To integrate all this data into a single system, NeuroRepository team members built INTUITION, a software platform that automatically gathers these disparate data types and combines them into user-friendly interfaces for clinicians and researchers. Neurologists can use the platform to make decisions about surgical treatment for patients, and UIC scientists use its database to gain insights into how seizures start and how to prevent them

“In traditional research, we often pick one thing to study at a time: an X-ray, or a medical record. But most of the data that we use in clinical practice is multimodal, and all these data are usually siloed from each other,” Loeb said. “We thought if we develop software that’s actually helpful to physicians caring for patients, we will also have highly curated data for research.” 

Today, the NeuroRepository contains tissue samples from over 200 patients, which enables researchers to look for common factors across individuals that cause epilepsy and could be targets for new treatment approaches. Bringing INTUITION to other medical centers will dramatically increase that number, enabling larger-scale studies in a more diverse patient population including both adult and pediatric cases. 
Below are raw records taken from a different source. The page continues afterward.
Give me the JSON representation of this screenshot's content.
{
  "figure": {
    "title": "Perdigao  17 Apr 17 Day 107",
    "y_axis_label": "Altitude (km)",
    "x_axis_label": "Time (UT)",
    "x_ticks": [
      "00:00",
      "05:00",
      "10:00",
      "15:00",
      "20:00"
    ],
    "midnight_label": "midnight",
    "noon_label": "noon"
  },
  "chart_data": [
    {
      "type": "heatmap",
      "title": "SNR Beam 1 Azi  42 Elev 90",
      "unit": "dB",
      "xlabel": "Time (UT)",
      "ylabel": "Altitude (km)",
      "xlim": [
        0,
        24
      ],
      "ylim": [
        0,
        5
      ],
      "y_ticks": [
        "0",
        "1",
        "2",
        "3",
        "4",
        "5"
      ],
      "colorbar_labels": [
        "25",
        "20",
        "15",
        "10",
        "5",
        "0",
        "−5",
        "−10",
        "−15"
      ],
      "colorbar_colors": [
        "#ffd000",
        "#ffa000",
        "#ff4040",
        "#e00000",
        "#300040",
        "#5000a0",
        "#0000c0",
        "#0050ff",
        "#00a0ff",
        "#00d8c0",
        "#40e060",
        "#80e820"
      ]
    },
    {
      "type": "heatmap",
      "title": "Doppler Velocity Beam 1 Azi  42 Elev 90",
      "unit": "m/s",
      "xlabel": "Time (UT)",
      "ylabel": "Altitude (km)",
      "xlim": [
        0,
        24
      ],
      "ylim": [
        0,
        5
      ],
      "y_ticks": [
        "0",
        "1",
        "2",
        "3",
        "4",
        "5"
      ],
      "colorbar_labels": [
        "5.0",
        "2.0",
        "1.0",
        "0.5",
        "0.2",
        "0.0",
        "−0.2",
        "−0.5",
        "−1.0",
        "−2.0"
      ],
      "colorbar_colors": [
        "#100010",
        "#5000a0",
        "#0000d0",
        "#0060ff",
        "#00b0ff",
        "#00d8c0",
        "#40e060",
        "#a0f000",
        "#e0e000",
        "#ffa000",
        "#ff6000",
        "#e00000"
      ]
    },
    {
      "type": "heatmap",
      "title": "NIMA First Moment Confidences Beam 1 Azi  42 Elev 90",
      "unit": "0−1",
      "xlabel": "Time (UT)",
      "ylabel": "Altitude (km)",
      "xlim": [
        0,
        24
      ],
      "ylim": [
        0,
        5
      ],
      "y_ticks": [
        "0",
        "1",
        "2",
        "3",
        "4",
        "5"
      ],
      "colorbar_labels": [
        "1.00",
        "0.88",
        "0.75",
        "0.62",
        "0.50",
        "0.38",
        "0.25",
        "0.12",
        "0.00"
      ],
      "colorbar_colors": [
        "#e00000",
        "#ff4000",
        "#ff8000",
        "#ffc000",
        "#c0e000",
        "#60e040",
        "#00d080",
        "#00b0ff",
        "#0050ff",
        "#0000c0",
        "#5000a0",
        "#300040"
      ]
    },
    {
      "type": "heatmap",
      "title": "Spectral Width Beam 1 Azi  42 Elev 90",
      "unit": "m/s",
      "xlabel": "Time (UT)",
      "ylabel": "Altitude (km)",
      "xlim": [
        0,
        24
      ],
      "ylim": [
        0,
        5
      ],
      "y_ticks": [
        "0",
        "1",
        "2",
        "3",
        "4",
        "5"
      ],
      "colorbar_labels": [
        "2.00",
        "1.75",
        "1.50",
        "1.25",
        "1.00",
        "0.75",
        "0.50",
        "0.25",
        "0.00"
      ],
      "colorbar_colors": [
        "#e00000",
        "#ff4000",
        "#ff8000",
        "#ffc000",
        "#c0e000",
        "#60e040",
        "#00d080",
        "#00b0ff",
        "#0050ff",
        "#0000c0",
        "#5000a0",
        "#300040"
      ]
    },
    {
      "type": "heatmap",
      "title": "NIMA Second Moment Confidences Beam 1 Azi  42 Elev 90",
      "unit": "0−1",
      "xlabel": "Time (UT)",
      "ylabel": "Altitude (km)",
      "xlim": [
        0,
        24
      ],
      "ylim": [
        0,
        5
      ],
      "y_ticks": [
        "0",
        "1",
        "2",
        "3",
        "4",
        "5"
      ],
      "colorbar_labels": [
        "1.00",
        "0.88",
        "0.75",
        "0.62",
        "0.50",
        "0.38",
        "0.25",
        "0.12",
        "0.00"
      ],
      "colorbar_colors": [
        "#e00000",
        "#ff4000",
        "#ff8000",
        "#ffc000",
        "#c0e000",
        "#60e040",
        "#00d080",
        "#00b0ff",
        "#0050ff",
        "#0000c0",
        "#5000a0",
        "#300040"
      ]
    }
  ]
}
To ensure the consistency of the data across sites, the project will include educational training to coordinate and standardize procedures for tissue collection and data processing at each location. The INTUITION platform also will be modified to allow federated data sharing — a computational method where researchers can securely query de-identified data stored by different institutions while protecting patient privacy.  

“With a federated platform, you can send a probe to each of those sites and ask a question without actually moving any data,” Loeb said. “If you want to look at certain imaging patterns or outcome measures or tissue histologies from patients who have the following age range and types of seizures, you can see what’s available, you can run a federated query and have a result from five sites as opposed to one.” 

The first stage of the five-year project will focus on gathering data on temporal lobe epilepsy, establishing INTUITION at the other sites and modifying the platform to best serve clinicians and researchers at all five centers of the network. The second phase will expand its use to study brain tumors and make further improvements to scale the virtual brain bank beyond Chicago. 

“You need to test it with multiple programs, with adults and kids, and fix the interface to make it work for different people,” Loeb said. “In the end, we hope we will have a platform that will be robust and can be used at any epilepsy surgery program in the country or the world.” 

INTUITION development was supported by funding from the Discovery Partners Institute to create I-BRAIN, an initiative exploring commercialization opportunities around brain tissue data and research. Other UIC researchers on the project include G. Elisabeta Marai, professor of computer science; Dr. Anna SerafiniBiswajit Maharathi, Fozia Mir and Dr. Ahmad Daher from the department of neurology and rehabilitation; Dr. Francesco Pucci from the department of neurosurgery; and Dr. Tibor Valyi-Nagy from the department of pathology.